Good morning Antoine,

> Hi Roei,
> You might have a mechanism to lower trust in zero-conf channel opener. 
> Actually the local party can be in charge of broadcasting the funding 
> transaction, thus ensuring it's well-propagated across network mempools and 
> then start to accept incoming payment on the zero-conf channel. Per BIP 125 
> rules, a malicious funder/opener would have to pay a higher fee to replace 
> the channel funding tx and thus double-spend the HTLC. A local party may 
> require a higher fee funding transaction than it is necessary wrt ongoing 
> congestion to increase level of protection. And I think it's okay on the 
> economic-side, you will amortize this fee premium on the channel lifecycle. 
> Until the transaction gets confirmed you might only accept HTLC under this 
> fee. So you have game-theory security for your zero-conf channels as it would 
> cost more in fees than a HTLC double-spend win for the malicious opener, 
> under the assumption of non-miner-collusion with the attacker.

Since RBF is opt-in for Bitcoin Core nodes, and I believe most miners are 
running Bitcoin Core, it is trivial to double-broadcast.
i.e.
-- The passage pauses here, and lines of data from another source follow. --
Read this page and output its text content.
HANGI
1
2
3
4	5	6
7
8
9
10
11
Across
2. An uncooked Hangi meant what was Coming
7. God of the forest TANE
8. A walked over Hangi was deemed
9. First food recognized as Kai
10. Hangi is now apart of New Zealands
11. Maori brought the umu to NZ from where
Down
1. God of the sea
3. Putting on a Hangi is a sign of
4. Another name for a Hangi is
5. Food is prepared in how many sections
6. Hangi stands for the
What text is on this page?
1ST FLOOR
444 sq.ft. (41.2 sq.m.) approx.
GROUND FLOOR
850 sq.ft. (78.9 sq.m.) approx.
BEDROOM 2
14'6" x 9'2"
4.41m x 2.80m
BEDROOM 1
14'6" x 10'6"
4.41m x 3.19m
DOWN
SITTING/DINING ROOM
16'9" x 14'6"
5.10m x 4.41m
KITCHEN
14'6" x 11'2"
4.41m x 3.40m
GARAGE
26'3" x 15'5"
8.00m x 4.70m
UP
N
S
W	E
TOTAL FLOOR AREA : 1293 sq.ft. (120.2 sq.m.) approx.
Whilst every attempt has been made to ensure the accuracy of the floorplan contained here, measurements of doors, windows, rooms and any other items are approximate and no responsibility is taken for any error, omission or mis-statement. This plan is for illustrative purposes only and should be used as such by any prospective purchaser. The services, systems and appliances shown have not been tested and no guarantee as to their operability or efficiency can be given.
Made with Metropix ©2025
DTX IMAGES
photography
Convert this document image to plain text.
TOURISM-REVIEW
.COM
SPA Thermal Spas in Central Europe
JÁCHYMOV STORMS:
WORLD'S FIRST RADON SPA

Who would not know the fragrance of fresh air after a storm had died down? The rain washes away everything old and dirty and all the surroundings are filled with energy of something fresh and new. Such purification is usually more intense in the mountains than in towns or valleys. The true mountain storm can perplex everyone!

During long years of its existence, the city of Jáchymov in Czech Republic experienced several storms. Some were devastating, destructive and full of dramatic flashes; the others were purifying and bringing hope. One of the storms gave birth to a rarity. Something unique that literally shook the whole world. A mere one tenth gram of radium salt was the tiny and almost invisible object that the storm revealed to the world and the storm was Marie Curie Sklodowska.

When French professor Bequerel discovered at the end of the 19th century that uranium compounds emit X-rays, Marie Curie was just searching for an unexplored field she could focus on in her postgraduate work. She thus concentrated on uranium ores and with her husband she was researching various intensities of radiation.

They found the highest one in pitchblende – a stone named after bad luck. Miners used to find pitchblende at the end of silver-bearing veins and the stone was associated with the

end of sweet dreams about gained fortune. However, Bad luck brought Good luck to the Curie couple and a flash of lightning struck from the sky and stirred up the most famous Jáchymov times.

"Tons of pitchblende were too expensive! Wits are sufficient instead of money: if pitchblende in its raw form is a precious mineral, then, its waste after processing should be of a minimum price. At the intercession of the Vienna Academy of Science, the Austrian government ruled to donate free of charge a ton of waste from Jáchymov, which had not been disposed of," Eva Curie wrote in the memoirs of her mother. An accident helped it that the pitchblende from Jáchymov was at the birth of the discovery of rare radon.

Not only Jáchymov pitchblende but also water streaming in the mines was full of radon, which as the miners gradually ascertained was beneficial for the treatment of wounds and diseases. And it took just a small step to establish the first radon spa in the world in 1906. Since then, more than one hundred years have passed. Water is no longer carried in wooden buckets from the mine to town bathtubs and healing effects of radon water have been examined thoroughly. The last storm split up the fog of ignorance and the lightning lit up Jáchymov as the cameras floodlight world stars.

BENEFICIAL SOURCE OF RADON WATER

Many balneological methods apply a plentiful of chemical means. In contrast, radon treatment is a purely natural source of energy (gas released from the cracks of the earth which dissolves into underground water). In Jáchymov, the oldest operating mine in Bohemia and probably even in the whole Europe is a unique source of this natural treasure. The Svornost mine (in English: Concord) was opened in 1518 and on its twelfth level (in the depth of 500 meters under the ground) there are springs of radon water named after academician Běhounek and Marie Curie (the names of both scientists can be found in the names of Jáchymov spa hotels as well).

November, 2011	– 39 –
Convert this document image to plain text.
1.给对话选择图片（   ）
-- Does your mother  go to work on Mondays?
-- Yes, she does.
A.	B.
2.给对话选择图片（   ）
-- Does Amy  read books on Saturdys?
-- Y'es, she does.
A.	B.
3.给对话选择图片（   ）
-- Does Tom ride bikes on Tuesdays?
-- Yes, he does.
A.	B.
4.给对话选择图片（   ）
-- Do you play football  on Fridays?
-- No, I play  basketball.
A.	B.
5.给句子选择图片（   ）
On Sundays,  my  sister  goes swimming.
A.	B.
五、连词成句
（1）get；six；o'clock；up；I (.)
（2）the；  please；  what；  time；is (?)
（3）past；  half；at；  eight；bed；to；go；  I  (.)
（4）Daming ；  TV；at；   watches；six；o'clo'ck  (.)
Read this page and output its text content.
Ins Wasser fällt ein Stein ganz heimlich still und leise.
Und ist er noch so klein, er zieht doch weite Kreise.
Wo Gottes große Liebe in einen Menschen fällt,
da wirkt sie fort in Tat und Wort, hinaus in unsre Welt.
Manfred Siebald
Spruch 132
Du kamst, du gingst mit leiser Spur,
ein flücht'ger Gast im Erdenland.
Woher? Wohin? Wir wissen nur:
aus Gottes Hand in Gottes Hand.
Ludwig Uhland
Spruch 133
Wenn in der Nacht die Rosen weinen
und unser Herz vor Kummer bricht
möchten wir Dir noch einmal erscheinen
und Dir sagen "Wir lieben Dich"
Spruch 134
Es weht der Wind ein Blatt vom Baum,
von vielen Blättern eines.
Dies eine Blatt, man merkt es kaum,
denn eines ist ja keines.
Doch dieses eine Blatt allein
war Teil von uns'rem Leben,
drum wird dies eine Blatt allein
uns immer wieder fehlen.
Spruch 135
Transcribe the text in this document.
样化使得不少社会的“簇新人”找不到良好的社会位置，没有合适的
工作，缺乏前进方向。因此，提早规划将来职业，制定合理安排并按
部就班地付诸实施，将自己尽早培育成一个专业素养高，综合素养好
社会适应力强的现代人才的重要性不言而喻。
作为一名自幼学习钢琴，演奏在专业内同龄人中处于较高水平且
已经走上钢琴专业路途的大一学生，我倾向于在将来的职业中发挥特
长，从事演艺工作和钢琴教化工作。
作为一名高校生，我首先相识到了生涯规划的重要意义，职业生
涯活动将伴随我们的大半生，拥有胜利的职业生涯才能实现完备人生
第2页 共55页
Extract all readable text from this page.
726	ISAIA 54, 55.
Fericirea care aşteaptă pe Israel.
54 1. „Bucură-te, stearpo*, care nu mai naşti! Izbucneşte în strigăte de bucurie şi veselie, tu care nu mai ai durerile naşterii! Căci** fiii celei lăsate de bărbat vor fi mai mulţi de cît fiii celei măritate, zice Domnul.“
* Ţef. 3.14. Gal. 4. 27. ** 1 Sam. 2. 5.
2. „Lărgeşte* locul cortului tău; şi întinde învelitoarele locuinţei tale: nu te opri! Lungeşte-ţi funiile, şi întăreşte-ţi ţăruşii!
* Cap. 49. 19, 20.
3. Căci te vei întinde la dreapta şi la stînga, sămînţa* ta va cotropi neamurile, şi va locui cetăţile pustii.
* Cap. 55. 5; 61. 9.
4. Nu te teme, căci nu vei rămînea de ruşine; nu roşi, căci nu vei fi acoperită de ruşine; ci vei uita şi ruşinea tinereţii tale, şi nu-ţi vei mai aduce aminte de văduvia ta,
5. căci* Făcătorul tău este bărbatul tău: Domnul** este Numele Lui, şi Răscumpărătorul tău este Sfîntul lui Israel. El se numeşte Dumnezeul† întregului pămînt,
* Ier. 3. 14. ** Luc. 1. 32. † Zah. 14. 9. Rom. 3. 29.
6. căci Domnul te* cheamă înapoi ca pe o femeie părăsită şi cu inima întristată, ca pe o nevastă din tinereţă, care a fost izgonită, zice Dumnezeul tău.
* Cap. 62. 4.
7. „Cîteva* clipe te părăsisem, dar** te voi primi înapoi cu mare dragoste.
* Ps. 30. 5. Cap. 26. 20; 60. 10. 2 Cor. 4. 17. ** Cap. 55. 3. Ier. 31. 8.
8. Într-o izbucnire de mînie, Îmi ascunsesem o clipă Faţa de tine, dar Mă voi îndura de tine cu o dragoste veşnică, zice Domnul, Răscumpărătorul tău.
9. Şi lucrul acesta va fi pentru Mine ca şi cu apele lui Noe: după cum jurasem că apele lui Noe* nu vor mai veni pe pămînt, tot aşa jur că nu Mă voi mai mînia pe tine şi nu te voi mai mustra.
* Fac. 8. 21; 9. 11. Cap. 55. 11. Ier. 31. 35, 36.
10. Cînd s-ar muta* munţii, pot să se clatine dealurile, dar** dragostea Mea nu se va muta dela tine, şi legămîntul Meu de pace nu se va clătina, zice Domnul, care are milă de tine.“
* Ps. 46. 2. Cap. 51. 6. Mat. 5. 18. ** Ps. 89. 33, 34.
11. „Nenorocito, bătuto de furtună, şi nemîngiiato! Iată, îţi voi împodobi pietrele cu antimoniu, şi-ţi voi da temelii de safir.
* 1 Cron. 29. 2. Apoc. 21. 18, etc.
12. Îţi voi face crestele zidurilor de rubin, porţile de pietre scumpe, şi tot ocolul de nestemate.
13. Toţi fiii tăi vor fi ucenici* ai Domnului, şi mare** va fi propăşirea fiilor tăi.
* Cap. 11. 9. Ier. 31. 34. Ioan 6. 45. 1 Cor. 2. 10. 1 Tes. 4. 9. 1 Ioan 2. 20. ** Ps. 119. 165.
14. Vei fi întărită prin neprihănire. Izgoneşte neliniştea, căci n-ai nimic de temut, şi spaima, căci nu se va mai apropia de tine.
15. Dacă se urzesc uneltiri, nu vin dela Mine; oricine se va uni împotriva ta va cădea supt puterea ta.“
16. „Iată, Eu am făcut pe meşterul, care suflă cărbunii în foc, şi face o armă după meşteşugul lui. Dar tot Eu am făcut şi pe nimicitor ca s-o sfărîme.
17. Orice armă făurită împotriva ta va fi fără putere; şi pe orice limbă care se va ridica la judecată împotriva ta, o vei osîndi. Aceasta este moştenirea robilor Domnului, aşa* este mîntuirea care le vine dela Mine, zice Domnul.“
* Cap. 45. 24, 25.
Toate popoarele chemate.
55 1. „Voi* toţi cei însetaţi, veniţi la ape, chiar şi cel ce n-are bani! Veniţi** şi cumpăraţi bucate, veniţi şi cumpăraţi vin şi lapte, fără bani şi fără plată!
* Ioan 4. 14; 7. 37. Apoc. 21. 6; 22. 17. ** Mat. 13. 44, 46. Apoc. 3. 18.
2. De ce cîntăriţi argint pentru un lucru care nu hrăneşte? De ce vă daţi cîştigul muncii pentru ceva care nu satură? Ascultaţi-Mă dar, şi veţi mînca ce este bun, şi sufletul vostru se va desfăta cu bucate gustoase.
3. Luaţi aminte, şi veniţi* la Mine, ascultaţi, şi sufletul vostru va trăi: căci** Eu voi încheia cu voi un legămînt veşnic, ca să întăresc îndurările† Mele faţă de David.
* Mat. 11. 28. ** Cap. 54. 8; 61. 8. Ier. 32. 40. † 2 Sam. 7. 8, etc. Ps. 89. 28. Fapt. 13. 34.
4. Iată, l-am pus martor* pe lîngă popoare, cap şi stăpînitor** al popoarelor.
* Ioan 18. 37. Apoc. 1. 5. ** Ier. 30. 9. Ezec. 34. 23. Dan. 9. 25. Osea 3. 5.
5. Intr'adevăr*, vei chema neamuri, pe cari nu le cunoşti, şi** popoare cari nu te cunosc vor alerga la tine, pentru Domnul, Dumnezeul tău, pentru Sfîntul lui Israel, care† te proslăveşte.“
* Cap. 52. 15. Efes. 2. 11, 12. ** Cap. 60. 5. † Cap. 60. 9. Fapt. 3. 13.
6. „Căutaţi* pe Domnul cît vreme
I send my high-fee RBF-enabled channel funding to you, at the same time I 
send a conflicting low-fee RBF-disabled transaction (that pays the entire 
channel amount to myself) to all the miners I can find.

Since the miners received an RBF-disabled tx, they will not evict it even if 
they see a higher-fee RBF-enabled tx.
And your fullnode will not see the conflicting low-fee RBF-disabled tx either 
because it is lower fee than what you have in your mempool and you will reject 
it.

You really have to trust that I do not do this when I offer a channel to you.

There Ain't No Such Thing As A Global Mempool!